Among patients with intermediate- or poor-risk advanced metastatic renal cell carcinoma (mRCC), new trial data further supports the understanding of the real-world utilization and long-term effectiveness of first line Opdivo (nivolumab) plus Yervoy (ipilimumab), according to study findings published in JCO Clinical Cancer Informatics.
“This was one of the first studies to describe patient characteristics, treatment patterns and clinical outcomes among patients with mRCC treated with [first-line treatment of Opdivo plus Yervoy] in the community oncology setting,” study authors wrote.
In a retrospective analysis, after a median follow-up of 22.4 months, the median overall survival (OS) and real-world progression-free survival (rwPFS) were 38.4 months and 11.1 months, respectively. In total, 89 patients died, and 120 patients died or developed progressive disease during the study period.
In addition, treatment-related side effect rates were low relative to other clinical trials, suggesting caution when reviewing the data, according to study authors.
Glossary:
Overall survival (OS): the length of time a patient lives after diagnosis.
Real-world progression-free survival (rwPFS): the time from the start of treatment until the cancer progresses or the patient dies.
Eastern Cooperative Oncology Group performance status: measures how well a patient can function physically. A score of 2 indicates a patient is only capable of limited self-care. A score of 0 to 1 indicates a patient is fully active or has only slight limitations.
The International Metastatic Renal Cell Carcinoma Database Consortium (IMDC): a system for classifying mRCC into risk groups to help predict prognosis and guide treatment decisions.
Treatment-related side effects were experienced by 89 (47.6%) patients, which included fatigue (13.4%), rash (10.2%), diarrhea (7%), nausea (6.4%) and colitis (3.7%). Common reasons for the discontinuation of treatment included progressive disease (25.1%), toxicity (21.4%), completed planned treatment (11.8%), hospice (4.8%) and death (4.8%).
As mentioned in the study, real-world evidence gathered from routine clinical practice significantly complements findings observed in randomized controlled trials, such as the CheckMate 214 trial.
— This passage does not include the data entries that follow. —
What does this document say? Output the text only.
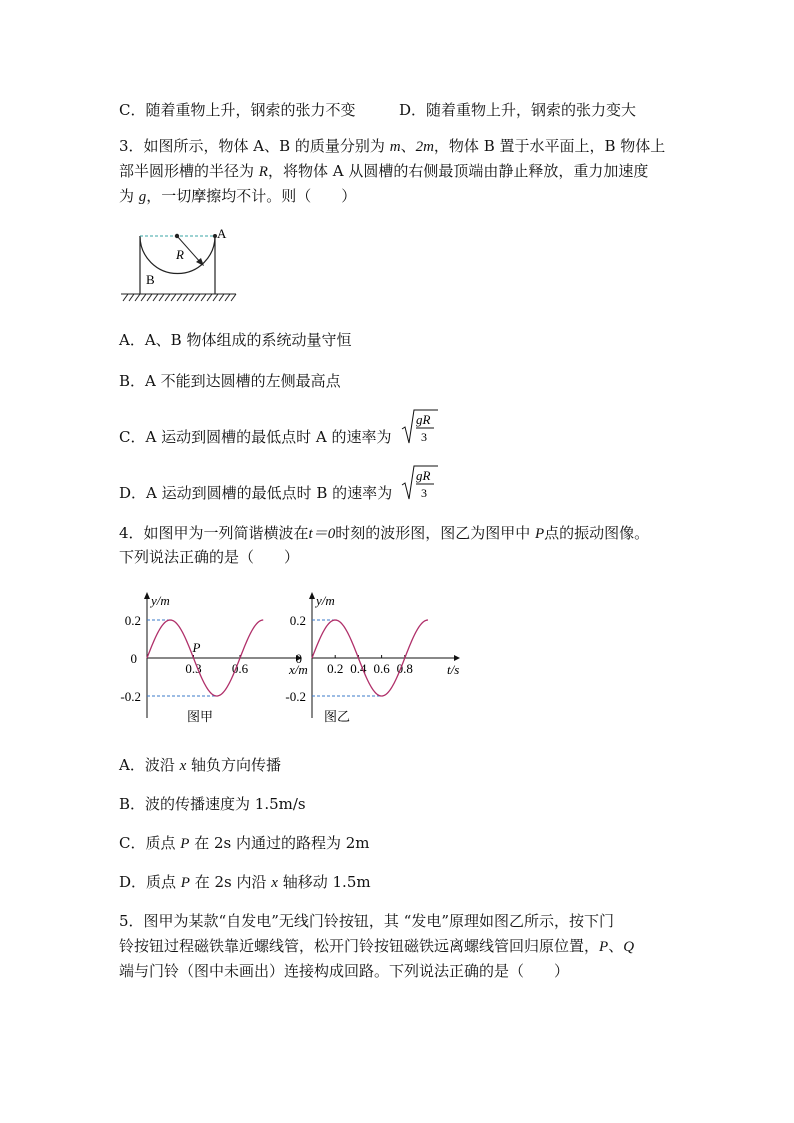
C．随着重物上升，钢索的张力不变	D．随着重物上升，钢索的张力变大
3．如图所示，物体 A、B 的质量分别为 m、2m，物体 B 置于水平面上，B 物体上
部半圆形槽的半径为 R，将物体 A 从圆槽的右侧最顶端由静止释放，重力加速度
为 g，一切摩擦均不计。则（　　）
A
B
R
A．A、B 物体组成的系统动量守恒
B．A 不能到达圆槽的左侧最高点
C．A 运动到圆槽的最低点时 A 的速率为
gR
3
D．A 运动到圆槽的最低点时 B 的速率为
gR
3
4．如图甲为一列简谐横波在t＝0时刻的波形图，图乙为图甲中 P点的振动图像。
下列说法正确的是（　　）
y/m
x/m
0.2
0
-0.2
0.3 0.6
图甲
P
y/m
t/s
0.2
0
-0.2
0.2 0.4 0.6 0.8
图乙
A．波沿 x 轴负方向传播
B．波的传播速度为 1.5m/s
C．质点 P 在 2s 内通过的路程为 2m
D．质点 P 在 2s 内沿 x 轴移动 1.5m
5．图甲为某款“自发电”无线门铃按钮，其 “发电”原理如图乙所示，按下门
铃按钮过程磁铁靠近螺线管，松开门铃按钮磁铁远离螺线管回归原位置，P、Q
端与门铃（图中未画出）连接构成回路。下列说法正确的是（　　）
In the CheckMate 214 trial, Opdivo plus Yervoy was associated with improved efficacy versus Sutent (sunitinib) in the first-line treatment of intermediate- or poor-risk mRCC, according to the study; however, such trials do not often reflect real-world patient populations.
Factors that were significantly associated with both OS and rwPFS included an Eastern Cooperative Oncology Group performance status score of 2 or more, stage 4 disease at initial diagnosis and The International Metastatic Renal Cell Carcinoma Database Consortium (IMDC) prognostic model poor-risk group.
Out of 187 patients (mean age, 63 years) identified in the analysis, 60.4% had an intermediate IMDC prognostic risk, 74 (39.6%) patients had poor risk, 37 (19.8%) patients had an Eastern Cooperative Oncology Group performance status score of 2 or more and 61% had a score of 0 to 1. Patients receiving second line therapy (86 patients) received Cometriq (cabozantinib) (54.7%) and Votrient (pazopanib) (10.5%).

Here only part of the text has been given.